On Thu, Oct 22, 2020 at 11:50:41AM +0200, Maxime Ripard wrote:
This is caused by the HDMI driver polling some status bit that reports that the infoframes have been properly sent, and calling usleep_range between each iteration[1], and that is done in our trigger callback that seems to be run with a spinlock taken and the interrupt disabled (snd_pcm_action_lock_irq) as part of snd_pcm_start_lock_irq. This is the entire stack trace:
That doesn't sound like something I would expect you do be doing in the trigger callback TBH - it feels like if this is something that could block then the setup should have been done during parameter configuration or something rather than in trigger.
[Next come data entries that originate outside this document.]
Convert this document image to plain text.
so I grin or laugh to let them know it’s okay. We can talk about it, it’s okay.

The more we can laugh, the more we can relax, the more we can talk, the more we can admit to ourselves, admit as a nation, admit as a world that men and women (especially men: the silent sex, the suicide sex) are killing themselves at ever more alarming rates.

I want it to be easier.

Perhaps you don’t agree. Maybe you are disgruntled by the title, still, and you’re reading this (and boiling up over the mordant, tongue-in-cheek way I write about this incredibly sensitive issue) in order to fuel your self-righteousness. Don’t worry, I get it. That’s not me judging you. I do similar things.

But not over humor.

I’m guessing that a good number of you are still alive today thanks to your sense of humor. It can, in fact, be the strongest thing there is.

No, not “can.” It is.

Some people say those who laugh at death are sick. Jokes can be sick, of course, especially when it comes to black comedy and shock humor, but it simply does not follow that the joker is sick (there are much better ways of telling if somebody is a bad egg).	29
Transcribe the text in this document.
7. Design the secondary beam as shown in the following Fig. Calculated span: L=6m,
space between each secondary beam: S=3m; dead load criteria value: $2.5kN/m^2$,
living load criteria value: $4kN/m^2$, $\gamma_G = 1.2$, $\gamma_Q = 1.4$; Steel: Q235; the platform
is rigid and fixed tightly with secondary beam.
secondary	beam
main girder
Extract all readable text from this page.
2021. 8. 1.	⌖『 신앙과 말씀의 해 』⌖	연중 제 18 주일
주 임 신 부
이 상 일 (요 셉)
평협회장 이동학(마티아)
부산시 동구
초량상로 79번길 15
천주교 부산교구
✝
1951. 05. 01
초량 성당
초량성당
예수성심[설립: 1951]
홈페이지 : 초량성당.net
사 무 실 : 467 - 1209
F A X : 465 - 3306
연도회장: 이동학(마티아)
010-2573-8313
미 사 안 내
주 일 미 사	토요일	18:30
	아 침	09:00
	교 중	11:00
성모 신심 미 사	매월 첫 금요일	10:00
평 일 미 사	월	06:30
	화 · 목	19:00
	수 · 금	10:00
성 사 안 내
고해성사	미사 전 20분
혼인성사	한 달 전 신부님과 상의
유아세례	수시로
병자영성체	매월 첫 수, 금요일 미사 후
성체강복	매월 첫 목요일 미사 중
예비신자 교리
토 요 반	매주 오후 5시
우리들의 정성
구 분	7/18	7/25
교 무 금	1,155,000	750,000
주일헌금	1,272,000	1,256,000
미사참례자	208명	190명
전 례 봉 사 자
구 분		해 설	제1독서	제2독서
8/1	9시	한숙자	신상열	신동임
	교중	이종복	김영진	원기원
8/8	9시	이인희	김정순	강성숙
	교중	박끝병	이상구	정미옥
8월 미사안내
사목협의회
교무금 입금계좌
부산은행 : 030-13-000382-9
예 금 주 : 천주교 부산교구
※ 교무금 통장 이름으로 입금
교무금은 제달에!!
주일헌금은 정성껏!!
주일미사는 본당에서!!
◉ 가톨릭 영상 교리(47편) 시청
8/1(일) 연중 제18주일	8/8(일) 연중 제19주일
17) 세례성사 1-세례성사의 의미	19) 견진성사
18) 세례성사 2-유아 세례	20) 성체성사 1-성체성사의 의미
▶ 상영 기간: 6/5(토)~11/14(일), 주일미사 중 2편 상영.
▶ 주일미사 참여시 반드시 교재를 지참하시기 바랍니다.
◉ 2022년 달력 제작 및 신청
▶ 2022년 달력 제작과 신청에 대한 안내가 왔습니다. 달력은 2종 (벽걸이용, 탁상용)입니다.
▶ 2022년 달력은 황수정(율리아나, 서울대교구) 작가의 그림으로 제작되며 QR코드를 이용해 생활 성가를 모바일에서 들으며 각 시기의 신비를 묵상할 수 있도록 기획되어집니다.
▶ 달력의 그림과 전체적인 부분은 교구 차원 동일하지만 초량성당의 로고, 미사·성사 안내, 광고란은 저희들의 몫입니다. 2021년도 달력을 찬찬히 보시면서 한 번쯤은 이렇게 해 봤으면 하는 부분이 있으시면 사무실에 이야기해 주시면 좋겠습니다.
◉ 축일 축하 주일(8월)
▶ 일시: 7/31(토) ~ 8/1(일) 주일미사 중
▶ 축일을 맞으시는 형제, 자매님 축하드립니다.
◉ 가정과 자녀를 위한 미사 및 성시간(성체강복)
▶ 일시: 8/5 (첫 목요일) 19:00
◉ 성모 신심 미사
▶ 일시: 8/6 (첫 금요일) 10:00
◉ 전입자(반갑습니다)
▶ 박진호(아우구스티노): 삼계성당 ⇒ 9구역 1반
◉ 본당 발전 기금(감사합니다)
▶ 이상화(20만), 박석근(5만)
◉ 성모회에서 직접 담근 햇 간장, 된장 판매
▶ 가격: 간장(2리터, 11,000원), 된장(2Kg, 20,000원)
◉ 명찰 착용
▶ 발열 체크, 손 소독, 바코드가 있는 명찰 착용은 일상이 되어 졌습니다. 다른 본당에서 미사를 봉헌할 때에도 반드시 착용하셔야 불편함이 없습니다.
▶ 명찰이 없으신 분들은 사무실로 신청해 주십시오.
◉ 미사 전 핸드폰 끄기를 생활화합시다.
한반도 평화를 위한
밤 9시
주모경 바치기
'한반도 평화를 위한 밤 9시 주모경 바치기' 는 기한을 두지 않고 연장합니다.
It looks like the snd_soc_dai_link structure has a nonatomic flag that seems to be made to address more or less that issue, taking a mutex instead of a spinlock. However setting that flag results in another lockdep issue, since the dmaengine controller doing the DMA transfer would call snd_pcm_period_elapsed on completion, in a tasklet, this time taking a mutex in an atomic context which is just as bad as the initial issue. This is the stacktrace this time:
Like Jaroslav says you could punt to a workqueue here. I'd be more inclined to move the sleeping stuff out of the trigger operations but that'd avoid the issue too. There are some drivers doing this already IIRC.
So, I'm not really sure what I'm supposed to do here. The drivers involved don't appear to be doing anything extraordinary, but the issues lockdep report are definitely valid too. What are the expectations in terms of context from ALSA when running the callbacks, and how can we fix it?
To me having something in the trigger that needs waiting for is the bit that feels the most awkward fit here, trigger is supposed to run very quickly.